L’Algérie aurait pu demeurer une société multiethnique et multiculturelle originale, mais un nationalisme autoritaire et restrictif a fini par s’y imposer.
Par Dr Mounir Hanablia *
Le 5 juillet 1962, l’Algérie accédait à l’indépendance après 8 années d’une guerre dont la France ne reconnaîtrait jamais la réalité, et clôturée par les discussions d’Evian. Celles-ci n’avaient pas été faciles, la principale pierre d’achoppement en avait été le refus français de tout abandon du Sahara, auquel avait fait face une ténacité non moins égale pour le garder de la part des négociateurs algériens, dirigés par le grand militant Krim Belkacem. Mais De Gaulle manquait justement de temps, après le putsch avorté des Généraux Challes, Salan, Jouhaud, Zeller puis les attentats de l’OAS qui menaçaient de tourner à la guerre civile, en France métropolitaine, où l’opinion publique était lasse du conflit Algérien.
Une indépendance au forceps
En fin de compte, moyennant l’établissement de la souveraineté de leur pays, les négociateurs algériens acceptaient une exploitation en commun des ressources en hydrocarbures et en gaz du territoire, ainsi que la poursuite par les Français des essais nucléaires. Ceux-ci devaient se poursuivre dans le plus grand secret jusqu’aux années 70 sous le régime révolutionnaire du très socialiste président Houari Boumediene.
Le Général De Gaulle au cours de l’une de ses visites en Algérie.
Reste à se demander pourquoi les Français, qui étaient 1 million pour la plupart nés en Algérie, sur une population totale de 9 millions, ont-ils choisi de quitter leur pays et leurs maisons pour se réfugier en France? Une question à laquelle il est toujours aussi difficile de répondre tellement les versions divergent.
En réalité, les Français s’étaient habitués à se sentir en sécurité sous la protection de l’armée et de la police françaises. Ils ne s’imaginaient pas du tout être à la merci de ceux qu’ils avaient l’habitude de qualifier de fellaghas. Et les souvenirs entretenus par les communautés véhiculaient tellement de malheurs et de peurs que la confiance en un avenir commun disparaîtrait.

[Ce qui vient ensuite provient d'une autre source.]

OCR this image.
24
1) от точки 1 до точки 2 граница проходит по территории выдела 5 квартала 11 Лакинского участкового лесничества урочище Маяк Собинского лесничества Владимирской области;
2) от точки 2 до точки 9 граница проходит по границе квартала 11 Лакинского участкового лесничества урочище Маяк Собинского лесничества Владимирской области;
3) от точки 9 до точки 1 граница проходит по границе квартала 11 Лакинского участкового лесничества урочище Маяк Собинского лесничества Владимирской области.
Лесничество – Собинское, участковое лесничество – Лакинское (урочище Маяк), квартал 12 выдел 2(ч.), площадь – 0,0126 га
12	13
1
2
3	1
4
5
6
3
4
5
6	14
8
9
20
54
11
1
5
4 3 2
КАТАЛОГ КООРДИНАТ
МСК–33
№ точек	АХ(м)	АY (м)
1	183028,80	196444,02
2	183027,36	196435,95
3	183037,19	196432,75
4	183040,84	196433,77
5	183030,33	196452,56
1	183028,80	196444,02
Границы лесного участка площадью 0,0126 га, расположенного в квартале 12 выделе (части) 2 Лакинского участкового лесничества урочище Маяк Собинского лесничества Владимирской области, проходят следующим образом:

Mais il n’y avait pas eu que la guerre; à Oran, immédiatement après les festivités de l’indépendance, on avait rapporté de nombreuses agressions contre les civils européens dont le caractère parfois systématique laissait suspecter une implication planifiée des autorités algériennes, et c’est cela qui aurait en définitive précipité le départ des civils européens.

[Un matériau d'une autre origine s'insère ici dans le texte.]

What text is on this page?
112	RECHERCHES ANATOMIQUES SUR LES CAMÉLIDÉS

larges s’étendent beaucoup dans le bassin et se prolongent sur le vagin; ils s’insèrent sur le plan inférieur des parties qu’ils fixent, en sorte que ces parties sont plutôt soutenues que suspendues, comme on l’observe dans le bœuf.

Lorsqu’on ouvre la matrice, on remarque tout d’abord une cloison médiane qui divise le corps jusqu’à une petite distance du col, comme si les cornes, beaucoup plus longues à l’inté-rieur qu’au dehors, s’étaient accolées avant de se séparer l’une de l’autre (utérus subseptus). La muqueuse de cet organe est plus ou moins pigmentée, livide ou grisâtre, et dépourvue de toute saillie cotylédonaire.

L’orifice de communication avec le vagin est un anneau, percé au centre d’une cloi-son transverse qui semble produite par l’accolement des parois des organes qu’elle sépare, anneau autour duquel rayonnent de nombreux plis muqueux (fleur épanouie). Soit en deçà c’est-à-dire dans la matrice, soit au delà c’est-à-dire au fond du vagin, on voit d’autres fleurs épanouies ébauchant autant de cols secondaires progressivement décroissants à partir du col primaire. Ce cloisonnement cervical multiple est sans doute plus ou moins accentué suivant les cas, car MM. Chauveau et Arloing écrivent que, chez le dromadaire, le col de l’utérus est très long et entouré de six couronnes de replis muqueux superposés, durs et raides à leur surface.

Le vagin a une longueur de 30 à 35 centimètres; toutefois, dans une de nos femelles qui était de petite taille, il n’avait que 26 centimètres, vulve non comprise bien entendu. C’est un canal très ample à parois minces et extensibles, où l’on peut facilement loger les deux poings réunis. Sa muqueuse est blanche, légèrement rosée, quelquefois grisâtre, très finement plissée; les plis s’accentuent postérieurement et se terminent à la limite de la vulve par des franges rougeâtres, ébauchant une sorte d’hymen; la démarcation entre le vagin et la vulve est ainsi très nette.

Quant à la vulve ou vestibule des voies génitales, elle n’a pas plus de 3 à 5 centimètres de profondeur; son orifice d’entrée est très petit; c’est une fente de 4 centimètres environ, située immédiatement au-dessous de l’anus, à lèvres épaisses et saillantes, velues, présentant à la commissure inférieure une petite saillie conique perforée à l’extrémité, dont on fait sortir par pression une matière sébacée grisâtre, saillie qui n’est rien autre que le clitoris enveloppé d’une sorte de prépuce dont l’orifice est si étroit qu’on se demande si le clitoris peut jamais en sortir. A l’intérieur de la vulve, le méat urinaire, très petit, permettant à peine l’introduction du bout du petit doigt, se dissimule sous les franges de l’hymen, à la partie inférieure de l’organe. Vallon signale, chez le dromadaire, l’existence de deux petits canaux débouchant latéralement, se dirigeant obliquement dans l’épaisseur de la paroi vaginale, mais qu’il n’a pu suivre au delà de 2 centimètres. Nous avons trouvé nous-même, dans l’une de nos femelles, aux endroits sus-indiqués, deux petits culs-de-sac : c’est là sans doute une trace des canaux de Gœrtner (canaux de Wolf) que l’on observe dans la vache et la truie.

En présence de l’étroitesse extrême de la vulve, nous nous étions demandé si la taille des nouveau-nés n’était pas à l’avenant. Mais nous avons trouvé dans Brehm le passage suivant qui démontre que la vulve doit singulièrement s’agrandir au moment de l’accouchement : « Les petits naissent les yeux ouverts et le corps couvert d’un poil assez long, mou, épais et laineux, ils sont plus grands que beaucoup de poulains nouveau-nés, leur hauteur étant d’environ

Pourtant les discours tenus par les officiels algériens, en particulier le président Farès, s’étaient voulus rassurants, mais évidemment les véritables détenteurs du pouvoir devaient se révéler être les patrons de l’Armée de libération nationale (ALN), tenants de l’arabisme et du socialisme, dont les Kabyles feraient plus tard les frais; tous apparemment ne voyaient pas d’un bon œil l’instauration d’une société multiculturelle.
Maquis, contre-maquis et guerres fratricides
A côté des incidents d’Oran, il y avait aussi bien évidemment eu la chasse aux collaborateurs, en particulier les harkis. Là non plus on n’en sait pas beaucoup plus, les harkis avaient été les soldats de ces groupements mobiles d’auto-défense et de protection rurale, c’est-à-dire des villageois armés et financés par la France pour combattre les maquisards du Front de libération nationale (FLN), auxquels on avait versé les rescapés du contre-maquis Mouvement national algérien (MNA) messaliste du «général» Bellounis, plusieurs milliers parmi eux auraient été massacrés parce que De Gaulle n’avait pas voulu les rapatrier en France, c’était d’ailleurs l’un des griefs principaux de tous les officiers français qui s’étaient révoltés contre lui.

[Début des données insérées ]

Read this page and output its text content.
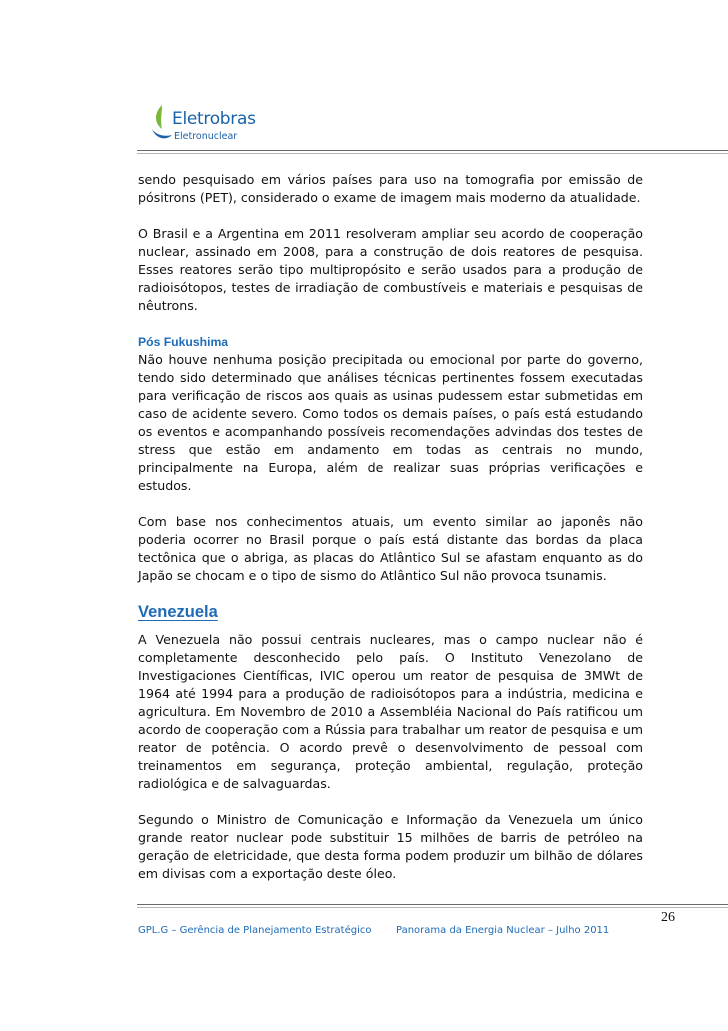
Eletrobras
Eletronuclear

sendo pesquisado em vários países para uso na tomografia por emissão de pósitrons (PET), considerado o exame de imagem mais moderno da atualidade.

O Brasil e a Argentina em 2011 resolveram ampliar seu acordo de cooperação nuclear, assinado em 2008, para a construção de dois reatores de pesquisa. Esses reatores serão tipo multipropósito e serão usados para a produção de radioisótopos, testes de irradiação de combustíveis e materiais e pesquisas de nêutrons.

Pós Fukushima
Não houve nenhuma posição precipitada ou emocional por parte do governo, tendo sido determinado que análises técnicas pertinentes fossem executadas para verificação de riscos aos quais as usinas pudessem estar submetidas em caso de acidente severo. Como todos os demais países, o país está estudando os eventos e acompanhando possíveis recomendações advindas dos testes de stress que estão em andamento em todas as centrais no mundo, principalmente na Europa, além de realizar suas próprias verificações e estudos.

Com base nos conhecimentos atuais, um evento similar ao japonês não poderia ocorrer no Brasil porque o país está distante das bordas da placa tectônica que o abriga, as placas do Atlântico Sul se afastam enquanto as do Japão se chocam e o tipo de sismo do Atlântico Sul não provoca tsunamis.

Venezuela

A Venezuela não possui centrais nucleares, mas o campo nuclear não é completamente desconhecido pelo país. O Instituto Venezolano de Investigaciones Científicas, IVIC operou um reator de pesquisa de 3MWt de 1964 até 1994 para a produção de radioisótopos para a indústria, medicina e agricultura. Em Novembro de 2010 a Assembléia Nacional do País ratificou um acordo de cooperação com a Rússia para trabalhar um reator de pesquisa e um reator de potência. O acordo prevê o desenvolvimento de pessoal com treinamentos em segurança, proteção ambiental, regulação, proteção radiológica e de salvaguardas.

Segundo o Ministro de Comunicação e Informação da Venezuela um único grande reator nuclear pode substituir 15 milhões de barris de petróleo na geração de eletricidade, que desta forma podem produzir um bilhão de dólares em divisas com a exportação deste óleo.

26
GPL.G – Gerência de Planejamento Estratégico Panorama da Energia Nuclear – Julho 2011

On avait bien plus tard retrouvé des charniers ici et là, mais l’Etat algérien ne semblait pas plus soucieux que son homologue français d’en établir l’origine, les années de plomb de la décennie 90 n’arrangeraient pas les choses.
Quant au contre-maquis messaliste, le conflit fratricide entre FLN et MNA avait été la grande guerre civile entre musulmans algériens pendant les années de lutte contre la France, et Messali Hadj, le premier Algérien à réclamer l’indépendance, celui dont le combat politique constituerait la pépinière d’où sortiraient tous les dirigeants de l’indépendance, mourrait en exil complètement renié par sa patrie et par ses disciples.
Naturellement, les Français avaient essayé de profiter de cet antagonisme politique entre les deux mouvements algériens après avoir liquidé le maquis communiste, sans doute avec l’aide du FLN, tout aussi anticommuniste que ses ennemis.
Le MNA défait par le FLN: Messali Hadj mourra en exil en France, sans retourner dans son pays.
Triomphe d’un nationalisme autoritaire et restrictif
L’histoire de ce maquis rouge de l’Ouarsenis est particulière, il s’était constitué contre la volonté du Parti communiste algérien et de son suzerain, le Parti communiste français, sous la direction énergique de l’instituteur de Biskra, Maurice Laban, un ancien des Brigades internationales d’Espagne, et de l’aspirant Henri Maillot, qui avait réussi à dérober quelques camions remplis d’armes.
Finalement, ce maquis, constitué d’Européens et de Musulmans, après quelques accrochages avec l’armée française, avait été encerclé et écrasé par la harka du député français, le bachagha Boualem. Et les rescapés du maquis rouge seraient plus tard intégrés dans le maquis FLN, mais uniquement à titre individuel, et seraient versés dans les missions de ravitaillement ou de sacrifice d’où très peu reviendraient vivants.
De là à dire que le FLN fut un mouvement purement musulman serait contraire à la réalité, de nombreux Français algériens ont apporté une aide substantielle dans la lutte pour l’indépendance, comme les époux Cholet, Jacqueline Guerroudj et sa fille Danielle Mine, ainsi que de nombreux membres de la communauté israélite, dont quelques uns seraient les artificiers de la bataille d’Alger, mais il faut reconnaître que ce sont les communistes qui ont le plus facilement réuni des membres des différentes communautés dans la résistance algérienne anti-française.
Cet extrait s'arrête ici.